最后,我运行了你的代码并看到了你所做的相同结果:第一次运行非零,后续运行为零。我的猜测是,第一次运行需要更长时间,因为您的代码尚未进行JIT优化。即使那些“慢”的第一次运行也只需要几毫秒才能完成,因为你的列表只有一千个项目。那些简短的基准测试并不能提供有意义的比较。

在进行上述更改并将GetData()返回的BenchmarkDotNet的大小增加到1000万个项目后,每次运行需要几秒钟,第一个选项在第一次运行时快几毫秒,在后续运行中慢25-125毫秒。

您可以考虑使用像BenchmarkDotNet这样的库,而不是滚动自己的基准代码。
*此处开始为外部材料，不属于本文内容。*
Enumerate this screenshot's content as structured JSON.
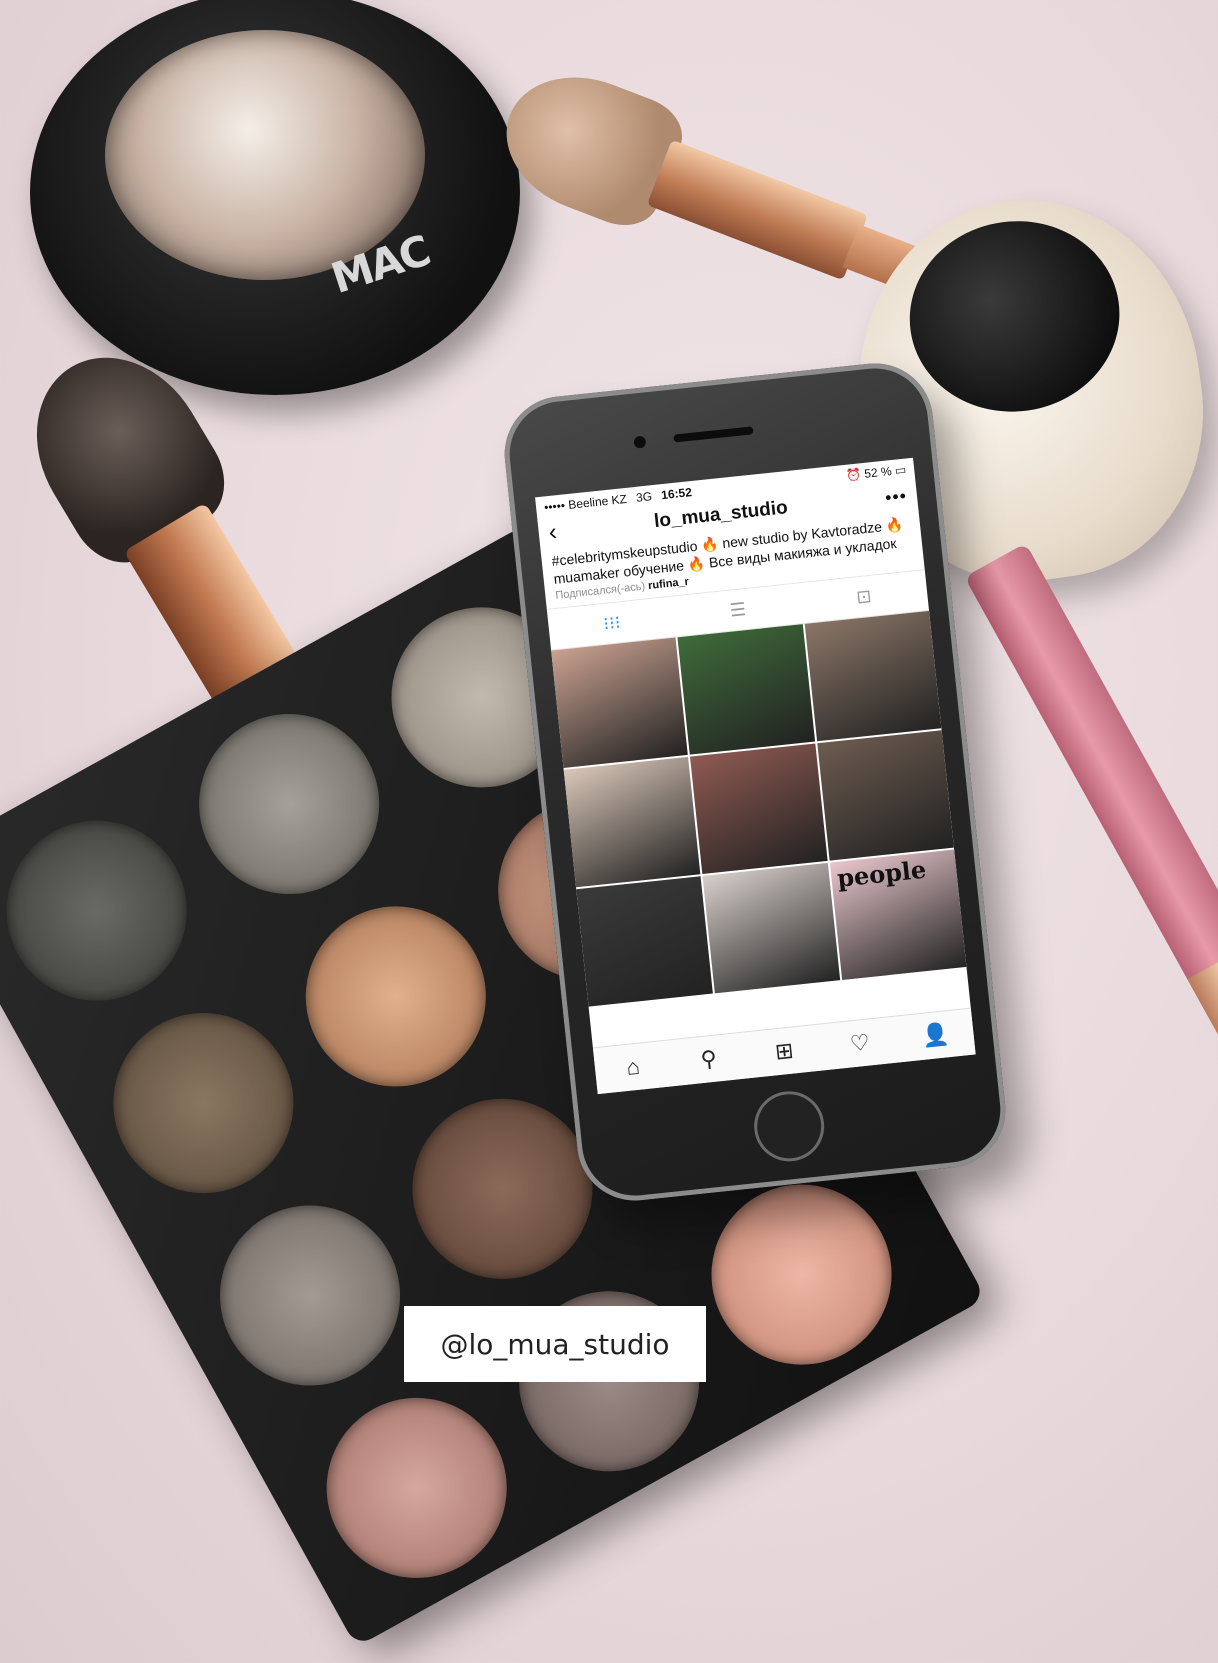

它处理细节,例如计算要执行的运行次数,“预热”代码以确保它已经过优化,以及为您计算统计数据。


4
投票

是的,您可以使用void Main() { var summary = BenchmarkRunner.Run<CollectionBenchmark>(); } [MemoryDiagnoser] public class CollectionBenchmark { private static Random random = new Random(); private List<MyObject> _list = new List<MyObject>(); [GlobalSetup] public void GlobalSetup() { var rnd = new Random(); for (var i = 0; i < 1000; i++) { _list.Add(new MyObject { Category = rnd.Next(1, 4), IsActive = rnd.Next(0, 2) != 0 }); } } [Benchmark] public void OptionOne() { var one = _list.Where(l => l.IsActive) .GroupBy(l => l.Category) .Select(g => g.Count() > 300) .Any(); } [Benchmark] public void OptionTwo() { var two = _list.Where(l => l.IsActive) .GroupBy(l => l.Category) .Select(g => g.Count()) .Any(c => c > 300); } } public class MyObject { public bool IsActive { get; set; } public int Category { get; set; } } 准确地比较两个选项的性能。这成为一个简单的设置测试脚本。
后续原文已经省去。